Peraturan tersebut dibentuk sebagai upaya strategis pemerintah dalam menangani permasalahan dan meningkatkan keamanan siber di Indonesia. BSSN pun kini berkoordinasi langsung di bawah Presiden, sehingga membuat posisi lembaga ini menjadi cukup strategis.
Beberapa tahun terakhir, tingginya kebutuhan masyarakat memang telah membuat internet menjadi salah satu standar kebutuhan hidup. Oleh karena itu, keamanan siber selalu menjadi isu penting seiring perkembangan internet itu sendiri.
Pembentukan BSSN bukti kepanikan rezim yg bakal tumbang 2019,segala upaya harus dilakukan umat,Jokowi wajib tumbang,wajib lengser!
— Patriot Bangsa (@bangsa_patriot) January 4, 2018
Salah satunya lewat fenomena cyber attack yang sering terjadi terutama di layanan e-commerce, perbankan dan pemerintahan. Di sisi lain, konten negatif di internet juga berkontribusi mengancam keamanan siber, seperti halnya pornografi, perjudian, SARA dan hoax.
Meningkatnya fenomena cyber attack yang mengancam masyarakat menjadi salah satu alasan mengapa BSSN dibentuk. Maka dari itu, tidak heran betapa BSSN dianggap sangat penting bagi keamanan siber Indonesia. Posisi strategis BSSN yang berada langsung di bawah Presiden juga mengisyaratkan keseriusan pemerintah dalam bertindak mengatasi permasalahan siber.
Ancaman cyber attack menjadi prioritas keamanan Indonesia karena memiliki dampak domino yang bisa menyebabkan sektor-sektor vital menjadi terancam. Terlebih, dengan jumlah pengguna internet mencapai 139 juta orang di Indonesia, ancaman ini tentu saja menjadi sangat serius.
Lalu, seberapa signifikan keberadaan BSSN dalam mengatasi fenomena serangan siber di Indonesia? Apakah ini salah satu kebijakan Jokowi sebagai persiapan untuk 2019?
‘Polisi’ Dunia Maya Indonesia
Pembentukan BSSN menjadi salah satu langkah strategis Jokowi dalam melihat ancaman nyata kejahatan siber. Keberadaan BSSN bertujuan untuk menjaga keamanan siber Indonesia agar terhindar dari cyber attack.
Pembentukan BSSN merupakan hasil penggabungan antara Lembaga Sandi Negara dengan Direktorat Jenderal Aplikasi dan Informatika Kementerian Komunikasi dan Informatika (Kemenkominfo). BSSN memiliki susunan organisasi yang terdiri dari Kepala, Sekretariat Utama, Deputi Bidang Identifikasi dan Deteksi, Deputi Bidang Proteksi, Deputi Bidang Penanggulangan dan Pemulihan dan Deputi Bidang Pemantauan dan Pengendalian.

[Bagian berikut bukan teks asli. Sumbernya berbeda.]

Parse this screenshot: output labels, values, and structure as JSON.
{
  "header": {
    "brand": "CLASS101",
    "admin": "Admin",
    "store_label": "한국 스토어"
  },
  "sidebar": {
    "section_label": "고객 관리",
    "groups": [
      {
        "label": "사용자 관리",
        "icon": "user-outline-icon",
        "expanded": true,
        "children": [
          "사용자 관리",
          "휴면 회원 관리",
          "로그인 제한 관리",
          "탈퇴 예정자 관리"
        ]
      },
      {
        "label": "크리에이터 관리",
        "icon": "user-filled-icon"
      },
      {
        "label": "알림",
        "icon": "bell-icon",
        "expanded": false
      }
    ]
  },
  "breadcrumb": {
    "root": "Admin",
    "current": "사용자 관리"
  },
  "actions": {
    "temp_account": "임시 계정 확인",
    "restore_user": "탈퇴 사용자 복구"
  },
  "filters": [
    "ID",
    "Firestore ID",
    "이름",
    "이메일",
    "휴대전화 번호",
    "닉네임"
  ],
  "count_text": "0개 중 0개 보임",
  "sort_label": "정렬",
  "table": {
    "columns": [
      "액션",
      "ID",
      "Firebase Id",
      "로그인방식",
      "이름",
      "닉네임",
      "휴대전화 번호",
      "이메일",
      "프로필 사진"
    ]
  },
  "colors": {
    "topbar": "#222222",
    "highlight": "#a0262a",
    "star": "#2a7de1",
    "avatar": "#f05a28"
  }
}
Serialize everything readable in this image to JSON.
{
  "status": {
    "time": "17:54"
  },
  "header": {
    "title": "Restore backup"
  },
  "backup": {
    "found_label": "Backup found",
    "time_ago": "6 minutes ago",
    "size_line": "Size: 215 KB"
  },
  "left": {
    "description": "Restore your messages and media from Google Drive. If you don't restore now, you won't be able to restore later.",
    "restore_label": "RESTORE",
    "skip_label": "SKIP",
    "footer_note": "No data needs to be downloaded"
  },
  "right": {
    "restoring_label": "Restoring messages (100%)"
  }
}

Awalnya, lembaga ini direncanakan akan berada di bawah Menteri Koordinator Bidang Politik Hukum dan Keamanan (Menkopolhukam). Menkopolhukam berfungsi sebagai pengantara antara BSSN dengan Presiden.
Namun, melalui Perpres nomor 53 Tahun 2017, posisi BSSN ditempatkan langsung di bawah Presiden. BSSN bertanggungjawab langsung kepada Presiden tanpa perlu perantara.
Perubahan tersebut juga dilakukan sebagai upaya meningkatkan fungsi dari BSSN itu sendiri dalam menangani permasalahan siber di Indonesia. Posisi BSSN menjadi lebih signifikan, sehingga fungsinya dapat bekerja secara maksimal di bawah komando langsung kepala negara.
Adapun BSSN sendiri menyelenggarakan fungsi penyusunan, pelaksanaan, pemantauan dan evaluasi kebijakan teknis di bidang identifikasi, deteksi, proteksi, penanggulangan, pemulihan, pemantauan, evaluasi, pengendalian proteksi e-commerce, persandian, penapisan (menyaring), diplomasi siber, sentra informasi, dukungan mitigasi, pemulihan penanggulangan, kerentanan, insiden dan atau serangan siber.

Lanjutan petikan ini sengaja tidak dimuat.